2. Cool It With The Lattes

Be honest: if you’re a millennial, you’re probably spending a little too much at Starbucks or your local coffee shop – or, for that matter, on craft beers and the like. Young people today are the subjects of relentless marketing campaigns that preach that premium products are worth $3 extra when often something simpler is just as good. So try this: spend a month setting aside all the money you’d otherwise spend on specialty drinks (rather than just saving it). It’ll give you an idea of how much there might be to save.

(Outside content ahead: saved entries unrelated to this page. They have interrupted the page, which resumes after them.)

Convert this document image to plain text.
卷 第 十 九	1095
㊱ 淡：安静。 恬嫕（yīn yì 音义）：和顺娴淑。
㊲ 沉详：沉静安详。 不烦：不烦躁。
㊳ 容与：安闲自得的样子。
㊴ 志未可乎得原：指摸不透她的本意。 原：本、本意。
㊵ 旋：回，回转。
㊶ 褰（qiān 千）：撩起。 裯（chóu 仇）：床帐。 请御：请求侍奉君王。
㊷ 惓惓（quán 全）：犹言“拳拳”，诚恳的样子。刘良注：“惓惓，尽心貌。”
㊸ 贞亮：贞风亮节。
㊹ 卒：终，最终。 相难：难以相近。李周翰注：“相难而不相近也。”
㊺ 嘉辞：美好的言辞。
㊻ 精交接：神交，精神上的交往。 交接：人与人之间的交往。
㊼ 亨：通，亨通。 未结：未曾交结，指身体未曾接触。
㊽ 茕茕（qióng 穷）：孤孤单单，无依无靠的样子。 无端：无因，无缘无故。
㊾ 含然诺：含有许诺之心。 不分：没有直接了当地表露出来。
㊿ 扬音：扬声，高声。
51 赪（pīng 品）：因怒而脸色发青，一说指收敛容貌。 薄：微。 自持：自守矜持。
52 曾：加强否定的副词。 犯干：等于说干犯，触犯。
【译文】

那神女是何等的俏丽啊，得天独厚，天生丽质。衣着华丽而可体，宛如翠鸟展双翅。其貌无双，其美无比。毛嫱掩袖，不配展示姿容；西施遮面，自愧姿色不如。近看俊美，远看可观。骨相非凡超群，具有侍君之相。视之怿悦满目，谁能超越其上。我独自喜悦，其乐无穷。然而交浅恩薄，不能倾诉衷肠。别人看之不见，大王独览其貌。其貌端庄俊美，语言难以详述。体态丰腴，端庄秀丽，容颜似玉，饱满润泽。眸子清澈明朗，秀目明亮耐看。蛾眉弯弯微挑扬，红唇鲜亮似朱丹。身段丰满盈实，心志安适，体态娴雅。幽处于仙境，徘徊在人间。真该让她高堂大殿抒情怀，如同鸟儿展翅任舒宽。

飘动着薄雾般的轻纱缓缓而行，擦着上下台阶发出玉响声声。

3. Understand Cryptocurrency

Cryptocurrency is incredibly trendy right now, to the point that it’s easy to look at it as the new form of investment, rather than just a new form. Simply put, a lot of people buying in are amateur investors who don’t understand how to evaluate price trends, and in some cases don’t even fully grasp cryptocurrency! This is an easy trap for millennials, so before you buy in make sure you understand the bitcoin basics, grasp what cryptocurrency means, and learn how to evaluate trends. Even then this is a risky prospect for investment – but because it’s out there and getting more popular, it seems worth mentioning.

4. Use Acorns

If you’re looking for a trendy, modern way to invest, look instead to Acorns. Full disclaimer: this app will not make you rich. You’re not going to get in early on Google by investing through Acorns. What it does do however is take your spare change (rounding up to the dollar for each transaction with a card linked to your account) and put it all together in a strategic, professionally operated fund. It’s a passive way to invest that could net you a few hundred dollars over the course of the year, which can go a long way when you’re operating on a tight, young adult budget.

5. Invest Responsibly

Aside from using Acorns and approaching cryptocurrency with care, it’s still important for millennials to get into investing. This is a generation that, with good reason, is largely distrustful of the stock market and major financial institutions. But exploring responsible investments, such as well-regarded and affordable mutual funds, is still an almost necessary step toward financial independence and security.